Unmoderated Usability Studies Evolved: Can GPT Ask Useful Follow-up Questions?

TLDR

This case study examines the implementation of GPT-4-generated follow-up questions to assess their impact on usability testing insights and discusses challenges encountered with GPT-4 follow-ups and proposes enhancements to improve future models for generating effective follow-up questions.

Samenvatting

Abstract Follow-up questions during usability testing provide crucial insights into the user’s experience with a product or service. In unmoderated usability tests conducted online, artificial intelligence (AI) is emerging as a valuable tool.
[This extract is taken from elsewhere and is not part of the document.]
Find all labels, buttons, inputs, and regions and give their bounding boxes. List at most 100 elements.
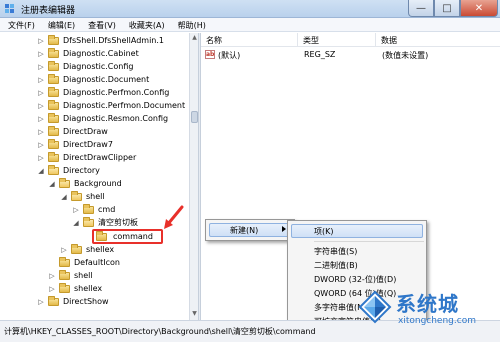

Large language model chatbots have the potential to intelligently ask follow-up questions automatically and in real time. Conversing with a chatbot during usability tests may uncover deeper qualitative insights. Our case study examines the implementation of GPT-4-generated follow-up questions to assess their impact on usability testing insights. Sixty participants took part in an experiment aimed at comparing the feedback they yield under different conditions: no follow-up questions, static questions prepared by researchers, real-time GPT-4 questions, and a blend of static and AI-generated questions. While GPT-4-generated questions effectively elaborated details about existing findings, they revealed fewer new usability issues. We discuss challenges encountered with GPT-4 follow-ups and propose enhancements to improve future models for generating effective follow-up questions.